Generic one-parameter families of 3-dimensional Filippov Systems
R. D. Euzébio, M. A. Teixeira, D. J. Tonon
TL;DR
The paper develops a local bifurcation theory for three-dimensional piecewise-smooth vector fields defined around a two-dimensional switching surface, using Filippov's framework. It identifies a codimension-one, open and dense subset $\Xi_1\subset\Omega_1^r$ consisting of six one-parameter families of PSVFs with generic or quasi-generic singularities and derives explicit normal forms and unfoldings for each family. An explicit submersion $\eta: \Omega^r\to\mathbb{R}$ is constructed to characterize these families, providing a concrete mechanism to detect codimension-one degeneracies.

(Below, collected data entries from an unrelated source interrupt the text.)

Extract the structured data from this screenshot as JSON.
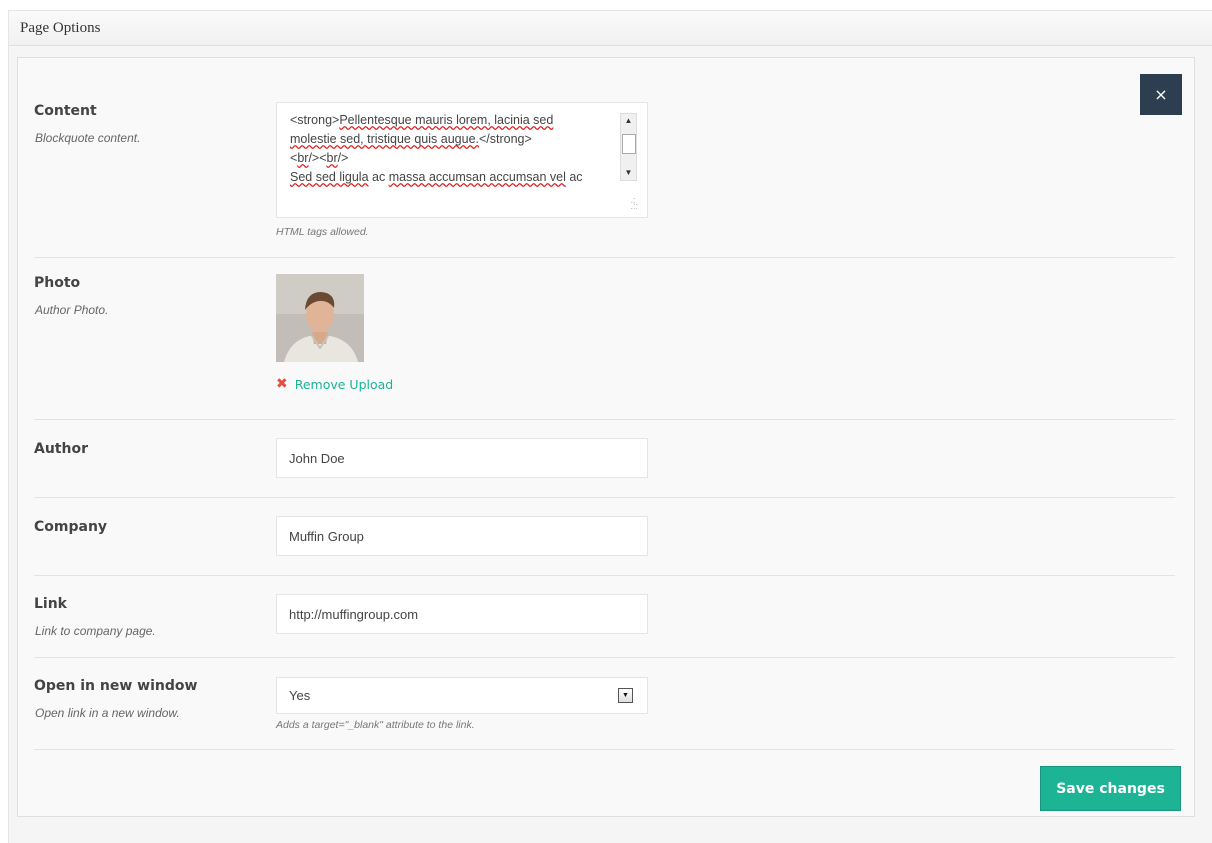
{
  "postbox": {
    "title": "Page Options"
  },
  "close_label": "×",
  "content": {
    "label": "Content",
    "desc": "Blockquote content.",
    "lines": [
      [
        "<strong>",
        "Pellentesque mauris lorem, lacinia sed"
      ],
      [
        "molestie sed, tristique quis augue.",
        "</strong>"
      ],
      [
        "<",
        "br",
        "/><",
        "br",
        "/>"
      ],
      [
        "Sed sed ligula",
        " ac ",
        "massa accumsan accumsan vel",
        " ac"
      ]
    ],
    "hint": "HTML tags allowed."
  },
  "photo": {
    "label": "Photo",
    "desc": "Author Photo.",
    "remove_label": "Remove Upload"
  },
  "author": {
    "label": "Author",
    "value": "John Doe"
  },
  "company": {
    "label": "Company",
    "value": "Muffin Group"
  },
  "link": {
    "label": "Link",
    "desc": "Link to company page.",
    "value": "http://muffingroup.com"
  },
  "new_window": {
    "label": "Open in new window",
    "desc": "Open link in a new window.",
    "value": "Yes",
    "hint": "Adds a target=\"_blank\" attribute to the link."
  },
  "save_label": "Save changes",
  "colors": {
    "accent": "#1cb495",
    "close_bg": "#2c3e50",
    "remove_x": "#e54d42"
  }
}
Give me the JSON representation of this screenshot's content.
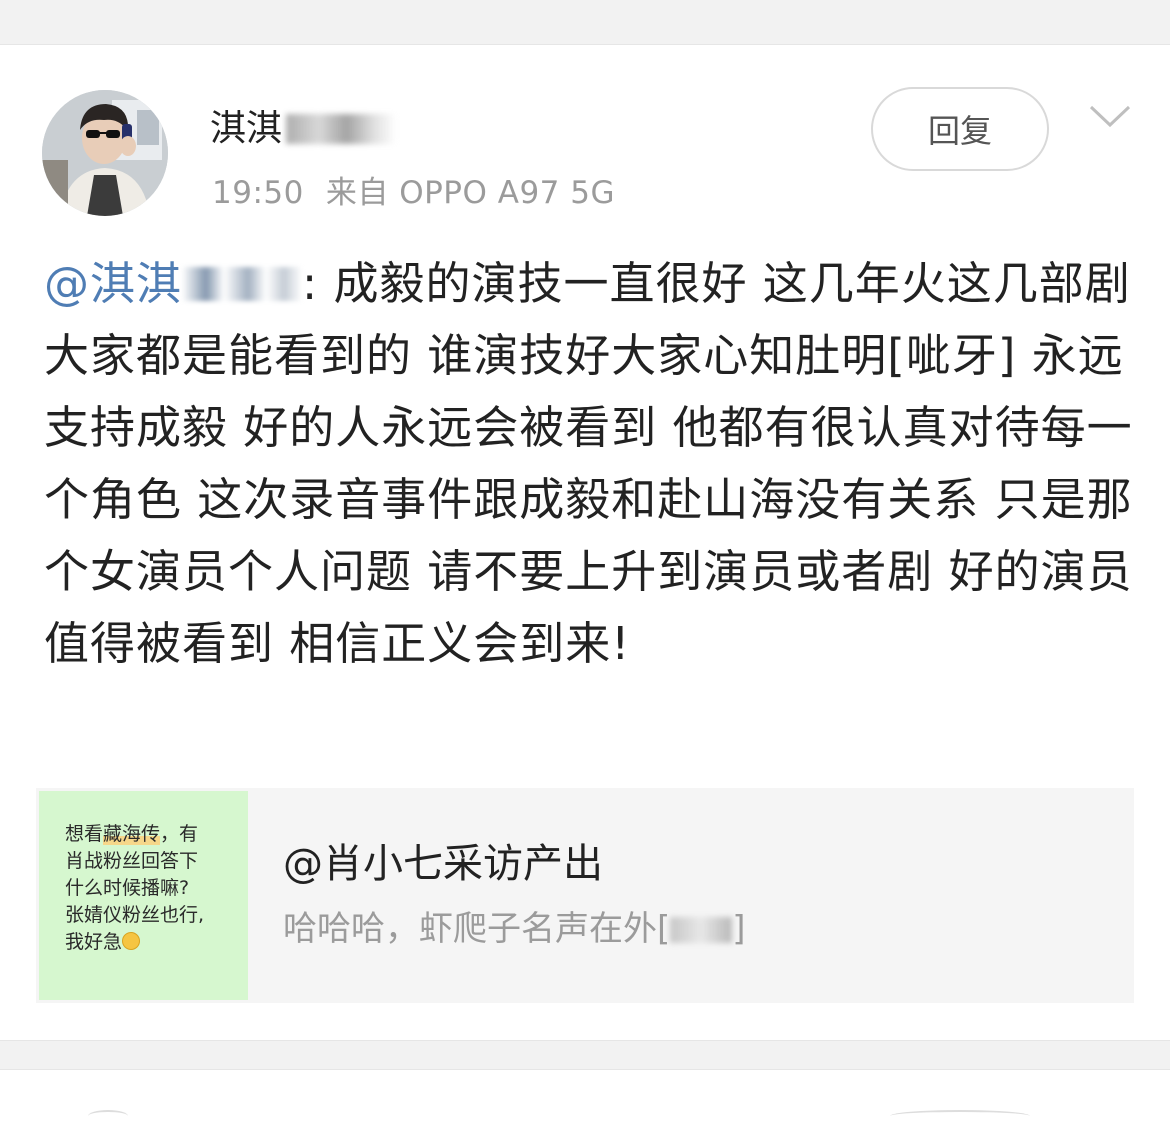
{
  "post": {
    "username": "淇淇",
    "time": "19:50",
    "source": "来自 OPPO A97 5G",
    "reply_label": "回复",
    "mention": "@淇淇",
    "body": ": 成毅的演技一直很好 这几年火这几部剧大家都是能看到的 谁演技好大家心知肚明[呲牙] 永远支持成毅 好的人永远会被看到 他都有很认真对待每一个角色 这次录音事件跟成毅和赴山海没有关系 只是那个女演员个人问题 请不要上升到演员或者剧 好的演员值得被看到 相信正义会到来!"
  },
  "quote": {
    "thumb_line1_pre": "想看",
    "thumb_line1_hl": "藏海传",
    "thumb_line1_post": "，有",
    "thumb_rest": "肖战粉丝回答下\n什么时候播嘛?\n张婧仪粉丝也行,\n我好急",
    "title": "@肖小七采访产出",
    "subtitle": "哈哈哈，虾爬子名声在外["
  },
  "icons": {
    "chevron": "chevron-down-icon",
    "emoji": "smile-emoji-icon"
  },
  "colors": {
    "mention": "#4f7db4",
    "meta": "#9b9b9b",
    "thumb_bg": "#d6f7cf"
  }
}
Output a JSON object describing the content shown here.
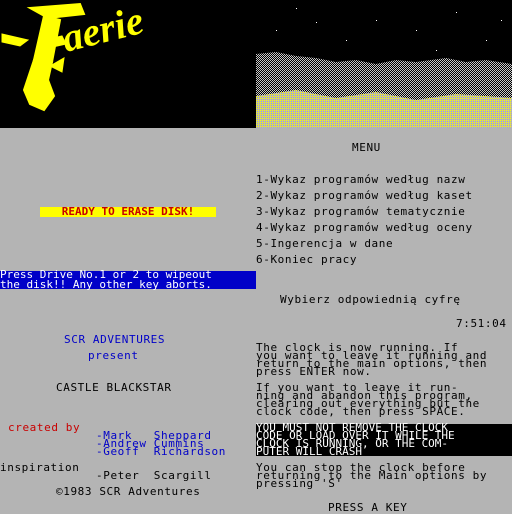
{
  "logo_text": "Faerie",
  "colors": {
    "yellow": "#ffff00",
    "blue": "#0000c8",
    "red": "#c80000",
    "grey": "#b4b4b4"
  },
  "menu": {
    "title": "MENU",
    "items": [
      "1-Wykaz programów według nazw",
      "2-Wykaz programów według kaset",
      "3-Wykaz programów tematycznie",
      "4-Wykaz programów według oceny",
      "5-Ingerencja w dane",
      "6-Koniec pracy"
    ]
  },
  "erase_label": "READY TO ERASE DISK!",
  "wipe_lines": [
    "Press Drive No.1 or 2 to wipeout",
    "the disk!! Any other key aborts."
  ],
  "prompt": "Wybierz odpowiednią cyfrę",
  "clock": "7:51:04",
  "credits": {
    "company": "SCR ADVENTURES",
    "present": "present",
    "game": "CASTLE BLACKSTAR",
    "created_by": "created by",
    "authors": [
      "-Mark   Sheppard",
      "-Andrew Cummins",
      "-Geoff  Richardson"
    ],
    "inspiration": "inspiration",
    "inspiration_author": "-Peter  Scargill",
    "copyright": "©1983 SCR Adventures"
  },
  "clock_info": {
    "p1": [
      "The clock is now running. If",
      "you want to leave it running and",
      "return to the main options, then",
      "press ENTER now."
    ],
    "p2": [
      "If you want to leave it run-",
      "ning and abandon this program,",
      "clearing out everything but the",
      "clock code, then press SPACE."
    ],
    "warning": [
      "YOU MUST NOT REMOVE THE CLOCK",
      "CODE OR LOAD OVER IT WHILE THE",
      "CLOCK IS RUNNING, OR THE COM-",
      "PUTER WILL CRASH"
    ],
    "p3": [
      "You can stop the clock before",
      "returning to the Main options by",
      "pressing 'S'"
    ],
    "press_key": "PRESS A KEY"
  }
}
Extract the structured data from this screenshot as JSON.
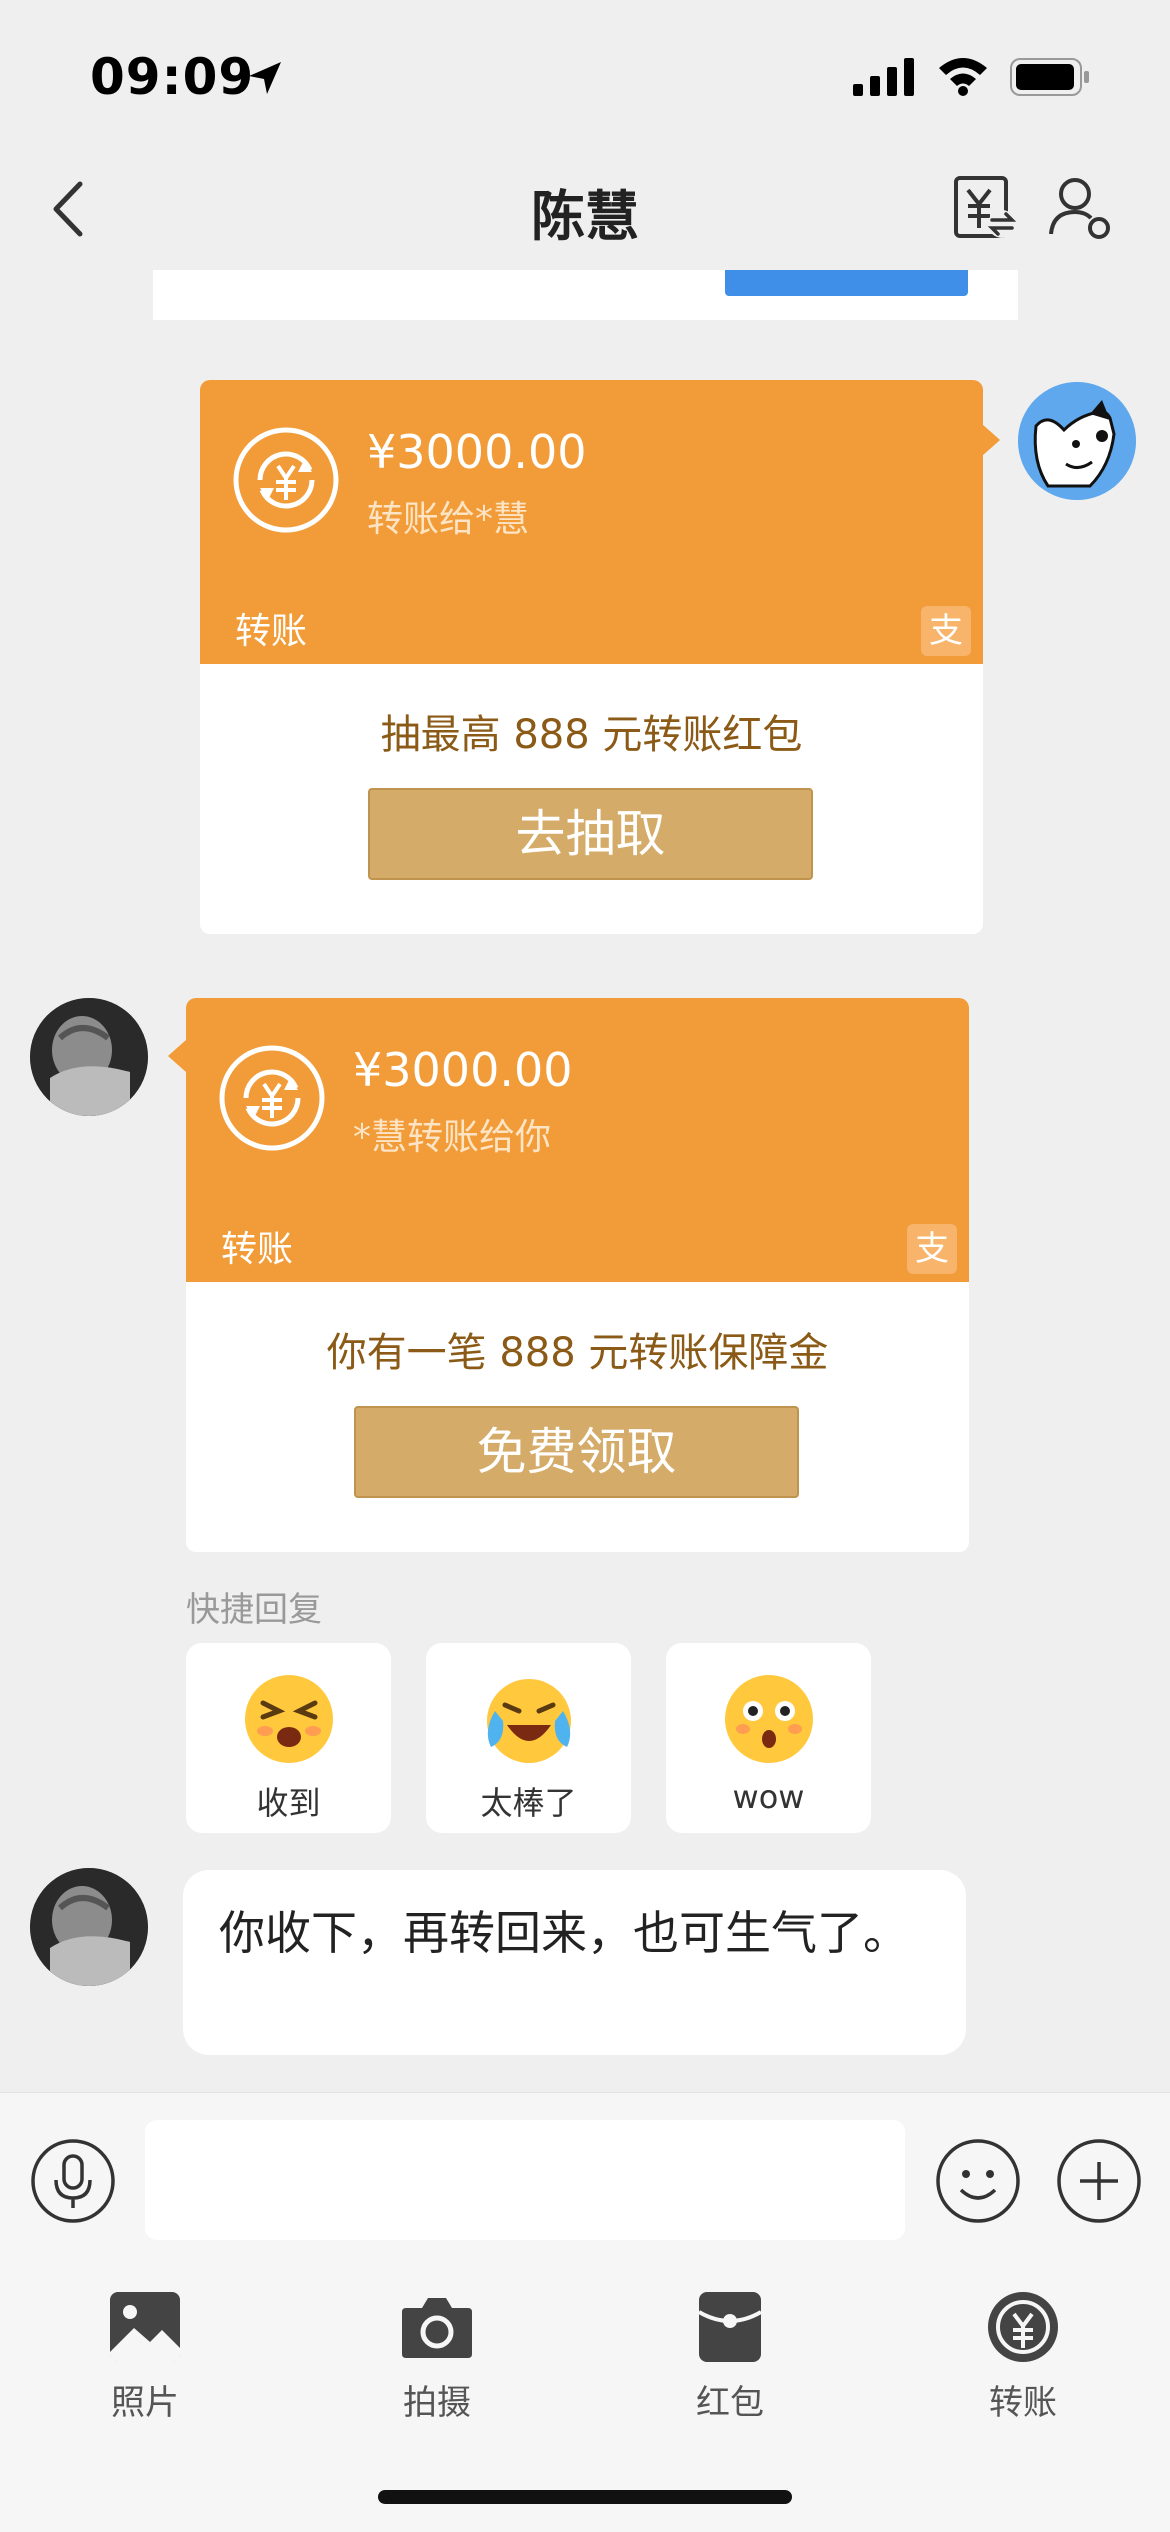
{
  "status_bar": {
    "time": "09:09"
  },
  "nav": {
    "title": "陈慧"
  },
  "messages": {
    "sent_transfer": {
      "amount": "¥3000.00",
      "subtitle": "转账给*慧",
      "label": "转账",
      "badge": "支",
      "promo": "抽最高 888 元转账红包",
      "button": "去抽取"
    },
    "received_transfer": {
      "amount": "¥3000.00",
      "subtitle": "*慧转账给你",
      "label": "转账",
      "badge": "支",
      "promo": "你有一笔 888 元转账保障金",
      "button": "免费领取"
    },
    "quick_reply": {
      "title": "快捷回复",
      "items": [
        {
          "label": "收到",
          "icon": "grimace-emoji-icon"
        },
        {
          "label": "太棒了",
          "icon": "crying-laughing-emoji-icon"
        },
        {
          "label": "wow",
          "icon": "surprised-emoji-icon"
        }
      ]
    },
    "text_message": "你收下，再转回来，也可生气了。"
  },
  "toolbar": {
    "items": [
      {
        "label": "照片",
        "icon": "photo-icon"
      },
      {
        "label": "拍摄",
        "icon": "camera-icon"
      },
      {
        "label": "红包",
        "icon": "red-packet-icon"
      },
      {
        "label": "转账",
        "icon": "transfer-icon"
      }
    ]
  },
  "colors": {
    "transfer_orange": "#f19c38",
    "action_gold": "#d4ab68",
    "promo_brown": "#8a5a16",
    "background": "#efefef"
  }
}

Together, these results deliver a systematic, 3D extension of structural stability and bifurcation analysis for PSVFs, with detailed normal forms for Lips, beak-to-beak, swallowtail, singular-regular, regular-regular saddle-node, and regular-regular Hopf cases.
Abstract
This paper addresses openness, density and structural stability conditions of one-parameter families of 3D piecewise smooth vector fields (PSVFs) defined around typical singularities. Our treatment is local and the switching set, $M$, is a $2D$ surface embedded in $\mathbb{R}^3$. In short, we analyze the robustness and normal forms of certain codimension one singularities that occur in PSVFs. The main machinery used in this paper involves the theory of contact between a vector field and $M$, Bifurcation Theory and the Topology of Manifolds. Our main result states robust mathematical statements resembling the classical Kupka-Smale Theorem in the sense that we establish the openness and density of a large class of PSVFs presenting generic and quasi-generic singularities. Due to the lack of uniqueness of certain solutions associated with PSVFs, we employ Filippov's theory as the basis of our approach throughout the paper.